Vale más la unidad de
la Iglesia y su solidaridad con los pecadores que ese rigorismo doctrinal,
contrario a la caridad apostólica. La tentación de los falsos purismos
exclusivistas y sectarios no es sólo de
ahora, porque también San Agustín denunció, en su tiempo, a las “personas que
sólo toman en consideración los preceptos rigurosos, que mandan reprimir a los
que causan perturbación, que ordenan (…) que se “traten como a los publicanos”

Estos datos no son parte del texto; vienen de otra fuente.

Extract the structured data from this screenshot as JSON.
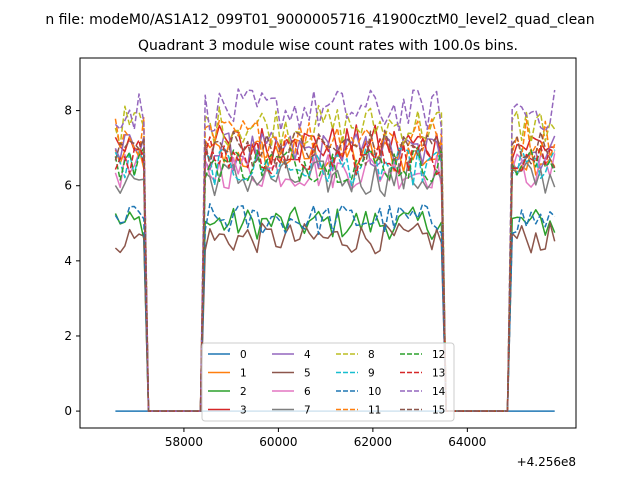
{
  "chart_data": {
    "type": "line",
    "suptitle": "n file: modeM0/AS1A12_099T01_9000005716_41900cztM0_level2_quad_clean",
    "title": "Quadrant 3 module wise count rates with 100.0s bins.",
    "xlabel": "",
    "ylabel": "",
    "x_offset_label": "+4.256e8",
    "xlim": [
      55800,
      66300
    ],
    "ylim": [
      -0.45,
      9.4
    ],
    "xticks": [
      58000,
      60000,
      62000,
      64000
    ],
    "xtick_labels": [
      "58000",
      "60000",
      "62000",
      "64000"
    ],
    "yticks": [
      0,
      2,
      4,
      6,
      8
    ],
    "ytick_labels": [
      "0",
      "2",
      "4",
      "6",
      "8"
    ],
    "grid": false,
    "legend_location": "lower-center",
    "legend_columns": 4,
    "bin_width_s": 100,
    "x_start": 56550,
    "segments": [
      [
        56550,
        57150
      ],
      [
        58450,
        63450
      ],
      [
        64950,
        65850
      ]
    ],
    "zero_baseline_module": "0",
    "series": [
      {
        "name": "0",
        "color": "#1f77b4",
        "style": "solid",
        "level": 0.0
      },
      {
        "name": "1",
        "color": "#ff7f0e",
        "style": "solid",
        "level": 6.8
      },
      {
        "name": "2",
        "color": "#2ca02c",
        "style": "solid",
        "level": 5.0
      },
      {
        "name": "3",
        "color": "#d62728",
        "style": "solid",
        "level": 7.1
      },
      {
        "name": "4",
        "color": "#9467bd",
        "style": "solid",
        "level": 6.9
      },
      {
        "name": "5",
        "color": "#8c564b",
        "style": "solid",
        "level": 4.6
      },
      {
        "name": "6",
        "color": "#e377c2",
        "style": "solid",
        "level": 6.4
      },
      {
        "name": "7",
        "color": "#7f7f7f",
        "style": "solid",
        "level": 6.2
      },
      {
        "name": "8",
        "color": "#bcbd22",
        "style": "dashed",
        "level": 7.6
      },
      {
        "name": "9",
        "color": "#17becf",
        "style": "dashed",
        "level": 6.5
      },
      {
        "name": "10",
        "color": "#1f77b4",
        "style": "dashed",
        "level": 5.1
      },
      {
        "name": "11",
        "color": "#ff7f0e",
        "style": "dashed",
        "level": 7.3
      },
      {
        "name": "12",
        "color": "#2ca02c",
        "style": "dashed",
        "level": 6.6
      },
      {
        "name": "13",
        "color": "#d62728",
        "style": "dashed",
        "level": 6.8
      },
      {
        "name": "14",
        "color": "#9467bd",
        "style": "dashed",
        "level": 8.0
      },
      {
        "name": "15",
        "color": "#8c564b",
        "style": "dashed",
        "level": 7.0
      }
    ]
  }
}
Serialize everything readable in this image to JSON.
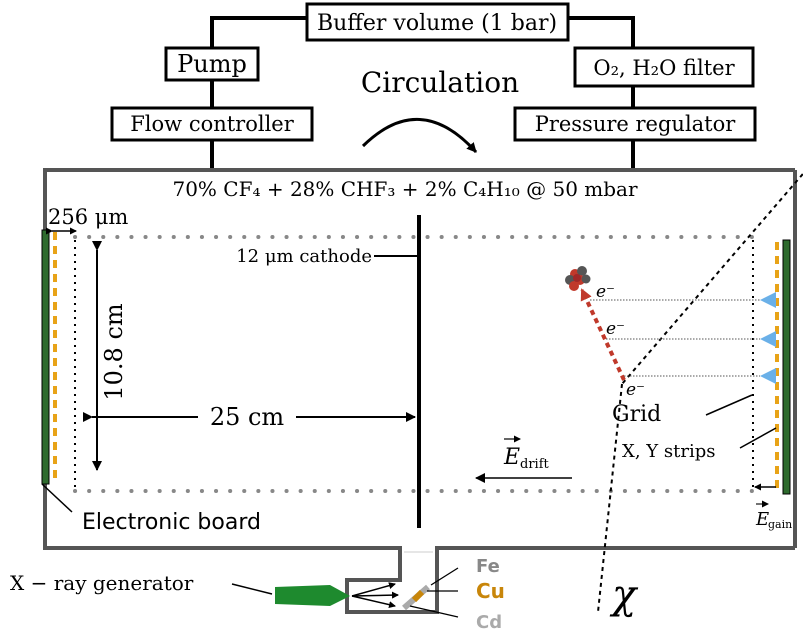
{
  "boxes": {
    "buffer": "Buffer volume (1 bar)",
    "pump": "Pump",
    "filter": "O₂, H₂O filter",
    "flow_controller": "Flow controller",
    "pressure_regulator": "Pressure regulator"
  },
  "circulation": "Circulation",
  "gas_mixture": "70% CF₄ + 28% CHF₃ + 2% C₄H₁₀ @ 50 mbar",
  "labels": {
    "gap": "256 μm",
    "cathode": "12 μm cathode",
    "height": "10.8 cm",
    "length": "25 cm",
    "electron": "e⁻",
    "grid": "Grid",
    "strips": "X, Y strips",
    "e_drift": "E",
    "e_drift_sub": "drift",
    "e_gain": "E",
    "e_gain_sub": "gain",
    "electronic_board": "Electronic board",
    "xray_generator": "X − ray generator",
    "chi": "χ"
  },
  "targets": [
    "Fe",
    "Cu",
    "Cd"
  ],
  "colors": {
    "vessel": "#555555",
    "board": "#2e6b2e",
    "strips": "#e8a317",
    "electron_arrow": "#c0392b",
    "grid_arrow": "#6ab0e8",
    "generator": "#1e8a2e",
    "target_fe": "#888888",
    "target_cu": "#c8860a",
    "target_cd": "#aaaaaa"
  }
}
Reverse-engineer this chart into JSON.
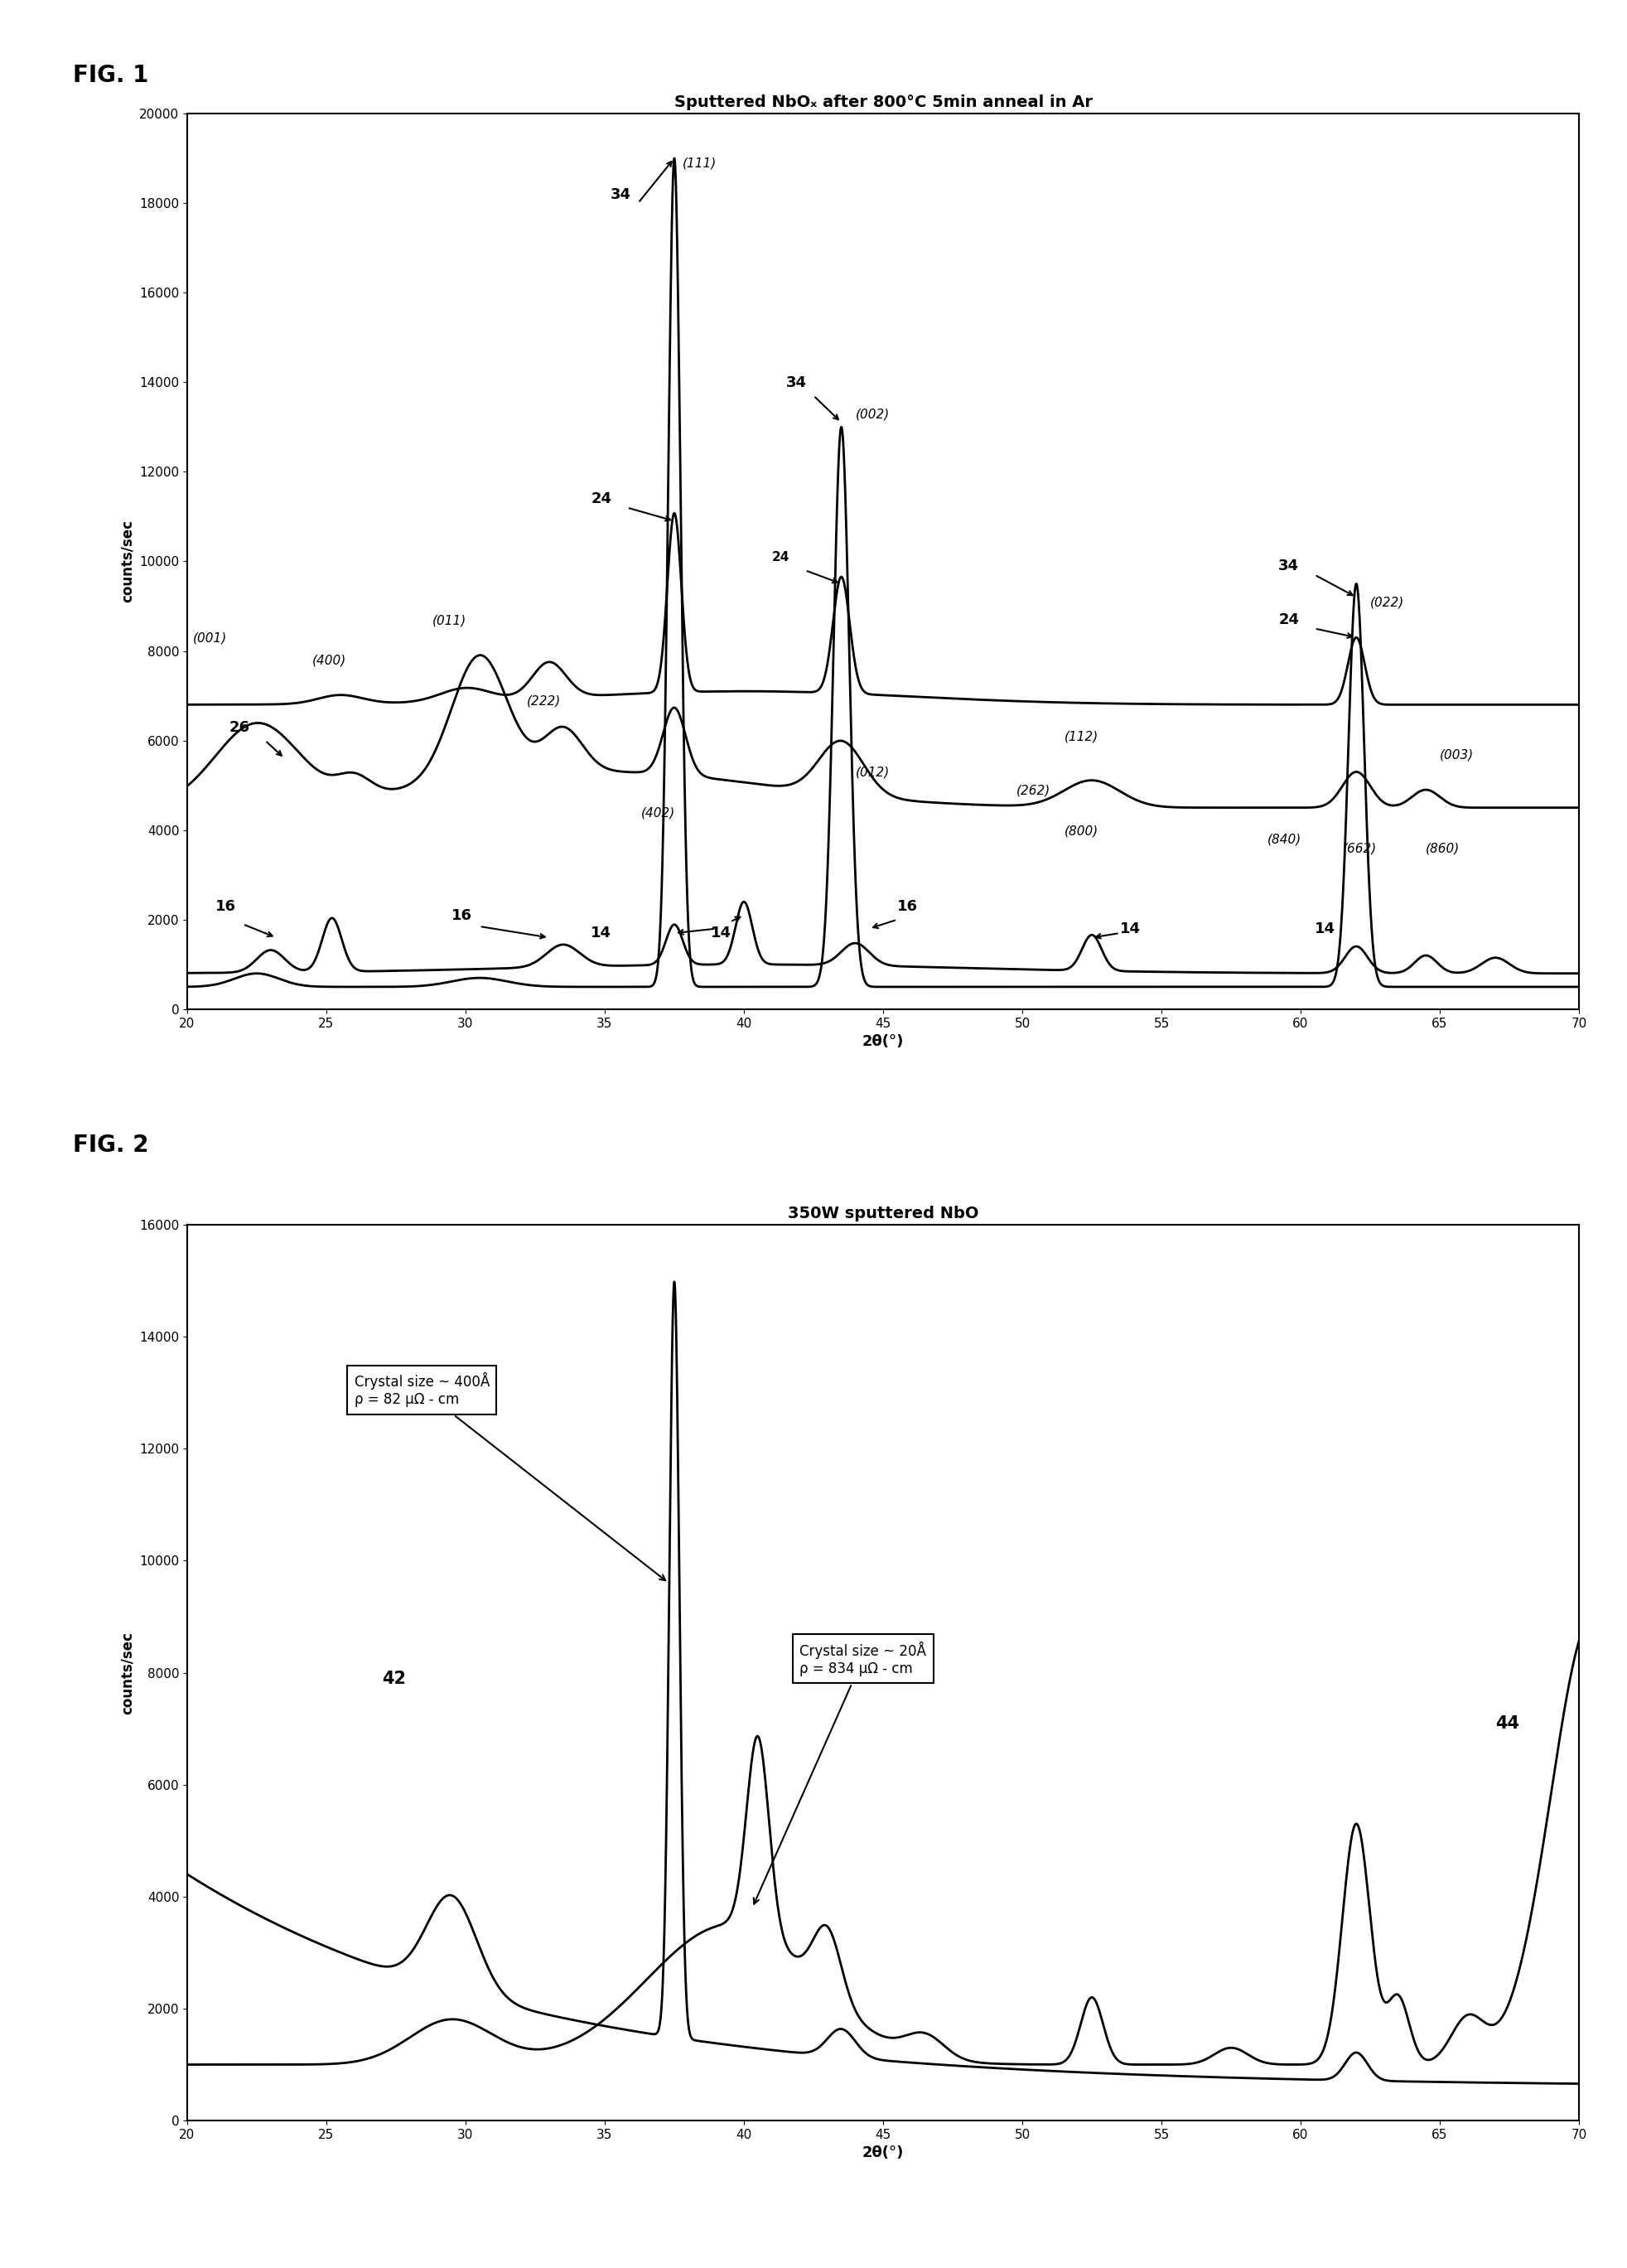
{
  "fig1_title": "Sputtered NbOₓ after 800°C 5min anneal in Ar",
  "fig2_title": "350W sputtered NbO",
  "fig1_ylabel": "counts/sec",
  "fig2_ylabel": "counts/sec",
  "xlabel": "2θ(°)",
  "fig1_ylim": [
    0,
    20000
  ],
  "fig2_ylim": [
    0,
    16000
  ],
  "xrange": [
    20,
    70
  ],
  "fig1_yticks": [
    0,
    2000,
    4000,
    6000,
    8000,
    10000,
    12000,
    14000,
    16000,
    18000,
    20000
  ],
  "fig2_yticks": [
    0,
    2000,
    4000,
    6000,
    8000,
    10000,
    12000,
    14000,
    16000
  ],
  "xticks": [
    20,
    25,
    30,
    35,
    40,
    45,
    50,
    55,
    60,
    65,
    70
  ],
  "fig1_label": "FIG. 1",
  "fig2_label": "FIG. 2",
  "ann1_text": "Crystal size ~ 400Å\nρ = 82 μΩ - cm",
  "ann2_text": "Crystal size ~ 20Å\nρ = 834 μΩ - cm"
}
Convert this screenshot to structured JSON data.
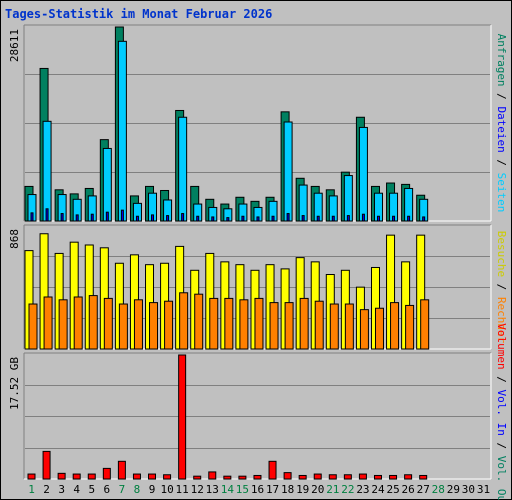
{
  "title": "Tages-Statistik im Monat Februar 2026",
  "colors": {
    "background": "#c0c0c0",
    "hits": "#008060",
    "files": "#00ccff",
    "pages": "#0000ff",
    "visits": "#ffff00",
    "hosts": "#ff8000",
    "volume": "#ff0000",
    "title": "#0033cc",
    "weekend": "#008040"
  },
  "chart_data": [
    {
      "type": "bar",
      "ymax_label": "28611",
      "ylim": [
        0,
        28611
      ],
      "grid": true,
      "axis_label_parts": [
        {
          "text": "Anfragen",
          "color": "#008060"
        },
        {
          "text": " / ",
          "color": "#000000"
        },
        {
          "text": "Dateien",
          "color": "#0000ff"
        },
        {
          "text": " / ",
          "color": "#000000"
        },
        {
          "text": "Seiten",
          "color": "#00ccff"
        }
      ],
      "categories": [
        1,
        2,
        3,
        4,
        5,
        6,
        7,
        8,
        9,
        10,
        11,
        12,
        13,
        14,
        15,
        16,
        17,
        18,
        19,
        20,
        21,
        22,
        23,
        24,
        25,
        26,
        27,
        28,
        29,
        30,
        31
      ],
      "series": [
        {
          "name": "Anfragen",
          "color": "#008060",
          "values": [
            5100,
            22500,
            4600,
            4000,
            4800,
            12000,
            28611,
            3700,
            5100,
            4500,
            16300,
            5100,
            3200,
            2500,
            3500,
            2900,
            3500,
            16100,
            6300,
            5100,
            4600,
            7200,
            15300,
            5100,
            5600,
            5400,
            3800,
            0,
            0,
            0,
            0
          ]
        },
        {
          "name": "Dateien",
          "color": "#00ccff",
          "values": [
            3900,
            14700,
            3900,
            3200,
            3700,
            10700,
            26500,
            2600,
            4100,
            3100,
            15300,
            2500,
            2000,
            1800,
            2500,
            2000,
            2900,
            14600,
            5300,
            4100,
            3700,
            6700,
            13800,
            4100,
            4100,
            4800,
            3200,
            0,
            0,
            0,
            0
          ]
        },
        {
          "name": "Seiten",
          "color": "#0000ff",
          "values": [
            1200,
            1800,
            1100,
            900,
            1000,
            1300,
            1600,
            700,
            900,
            800,
            1100,
            700,
            600,
            500,
            700,
            600,
            700,
            1100,
            800,
            700,
            700,
            800,
            1000,
            700,
            700,
            700,
            600,
            0,
            0,
            0,
            0
          ]
        }
      ]
    },
    {
      "type": "bar",
      "ymax_label": "868",
      "ylim": [
        0,
        868
      ],
      "grid": true,
      "axis_label_parts": [
        {
          "text": "Besuche",
          "color": "#cccc00"
        },
        {
          "text": " / ",
          "color": "#000000"
        },
        {
          "text": "Rechner",
          "color": "#ff8000"
        }
      ],
      "categories": [
        1,
        2,
        3,
        4,
        5,
        6,
        7,
        8,
        9,
        10,
        11,
        12,
        13,
        14,
        15,
        16,
        17,
        18,
        19,
        20,
        21,
        22,
        23,
        24,
        25,
        26,
        27,
        28,
        29,
        30,
        31
      ],
      "series": [
        {
          "name": "Besuche",
          "color": "#ffff00",
          "values": [
            700,
            820,
            680,
            760,
            740,
            720,
            610,
            670,
            600,
            610,
            730,
            560,
            680,
            620,
            600,
            560,
            600,
            570,
            650,
            620,
            530,
            560,
            440,
            580,
            810,
            620,
            810,
            0,
            0,
            0,
            0
          ]
        },
        {
          "name": "Rechner",
          "color": "#ff8000",
          "values": [
            320,
            370,
            350,
            370,
            380,
            360,
            320,
            350,
            330,
            340,
            400,
            390,
            360,
            360,
            350,
            360,
            330,
            330,
            360,
            340,
            320,
            320,
            280,
            290,
            330,
            310,
            350,
            0,
            0,
            0,
            0
          ]
        }
      ]
    },
    {
      "type": "bar",
      "ymax_label": "17.52 GB",
      "ylim": [
        0,
        17.52
      ],
      "grid": true,
      "axis_label_parts": [
        {
          "text": "Volumen",
          "color": "#ff0000"
        },
        {
          "text": " / ",
          "color": "#000000"
        },
        {
          "text": "Vol. In",
          "color": "#0000ff"
        },
        {
          "text": " / ",
          "color": "#000000"
        },
        {
          "text": "Vol. Out",
          "color": "#008060"
        }
      ],
      "categories": [
        1,
        2,
        3,
        4,
        5,
        6,
        7,
        8,
        9,
        10,
        11,
        12,
        13,
        14,
        15,
        16,
        17,
        18,
        19,
        20,
        21,
        22,
        23,
        24,
        25,
        26,
        27,
        28,
        29,
        30,
        31
      ],
      "series": [
        {
          "name": "Volumen",
          "color": "#ff0000",
          "values": [
            0.7,
            3.9,
            0.8,
            0.7,
            0.7,
            1.5,
            2.5,
            0.7,
            0.7,
            0.6,
            17.52,
            0.4,
            1.0,
            0.4,
            0.4,
            0.5,
            2.5,
            0.9,
            0.5,
            0.7,
            0.6,
            0.6,
            0.7,
            0.5,
            0.5,
            0.6,
            0.5,
            0,
            0,
            0,
            0
          ]
        }
      ]
    }
  ],
  "days": [
    {
      "label": "1",
      "weekend": true
    },
    {
      "label": "2",
      "weekend": false
    },
    {
      "label": "3",
      "weekend": false
    },
    {
      "label": "4",
      "weekend": false
    },
    {
      "label": "5",
      "weekend": false
    },
    {
      "label": "6",
      "weekend": false
    },
    {
      "label": "7",
      "weekend": true
    },
    {
      "label": "8",
      "weekend": true
    },
    {
      "label": "9",
      "weekend": false
    },
    {
      "label": "10",
      "weekend": false
    },
    {
      "label": "11",
      "weekend": false
    },
    {
      "label": "12",
      "weekend": false
    },
    {
      "label": "13",
      "weekend": false
    },
    {
      "label": "14",
      "weekend": true
    },
    {
      "label": "15",
      "weekend": true
    },
    {
      "label": "16",
      "weekend": false
    },
    {
      "label": "17",
      "weekend": false
    },
    {
      "label": "18",
      "weekend": false
    },
    {
      "label": "19",
      "weekend": false
    },
    {
      "label": "20",
      "weekend": false
    },
    {
      "label": "21",
      "weekend": true
    },
    {
      "label": "22",
      "weekend": true
    },
    {
      "label": "23",
      "weekend": false
    },
    {
      "label": "24",
      "weekend": false
    },
    {
      "label": "25",
      "weekend": false
    },
    {
      "label": "26",
      "weekend": false
    },
    {
      "label": "27",
      "weekend": false
    },
    {
      "label": "28",
      "weekend": true
    },
    {
      "label": "29",
      "weekend": false
    },
    {
      "label": "30",
      "weekend": false
    },
    {
      "label": "31",
      "weekend": false
    }
  ]
}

aquellos que desprecian a la Iglesia, que se repudien de su cuerpo los miembros
escandalosos (Mt 7,6; 18,17, 5,30)” (id.). Era también este santo doctor quien
así vituperaba, enérgicamente, contra esos falsos pastores: “su celo
intempestivo causa mucha tribulación a la Iglesia, porque desearían arrancar la
cizaña antes de tiempo y su ceguera hace de ellos enemigos de la unidad de
Jesucristo” (id.).
El bien de la comunidad
debe prevalecer sobre cualquier otro bien, porque la caridad es el mandamiento
nuevo de Cristo (Jo 13, 34-35), la principal de las virtudes cristianas (1Cor 13, 13) y la razón de la esperanza en
la salvación de todos los hombres, sin excepción. “Tengamos cuidado en no permitir
que entren en nuestro corazón pensamientos presuntuosos –advierte el santo
obispo de Hipona- en procurar no destacar de los pecadores, para no ensuciarnos
con su contacto, y no tratar de formar un rebaño de discípulos puros y santos. Bajo
pretexto de no frecuentar a los malos, sólo conseguiremos romper la unidad”.
Hay quien se
escandaliza por encontrar en la Iglesia católica, personas cristianas que
tienen dudas de fe, o que atentan contra la vida de sus hijos por nacer, o que pierden la esperanza, o que viven en uniones
no bendecidas por la Iglesia, o que no consiguen aún amar y perdonar al prójimo,
o que siguen tendencias contrarias al uso natural del cuerpo, o que son alcohólicas, drogadictos. Confieso que me regocijo con
estas benditas presencias, en que abunda el pecado y sobreabunda la esperanza,
no sólo porque son almas predilectas de Dios –las ovejas por las cuales vale la
pena dejar el rebaño- sino, sobre todo,
porque me siento confirmado en la unidad y catolicidad de mi fe eclesial.
Groucho Marx dice que
jamás aceptaría formar parte de un club que admitiese personas como él. Yo, al
contrario, nunca podría pertenecer a una
iglesia que no recibiese pecadores como yo.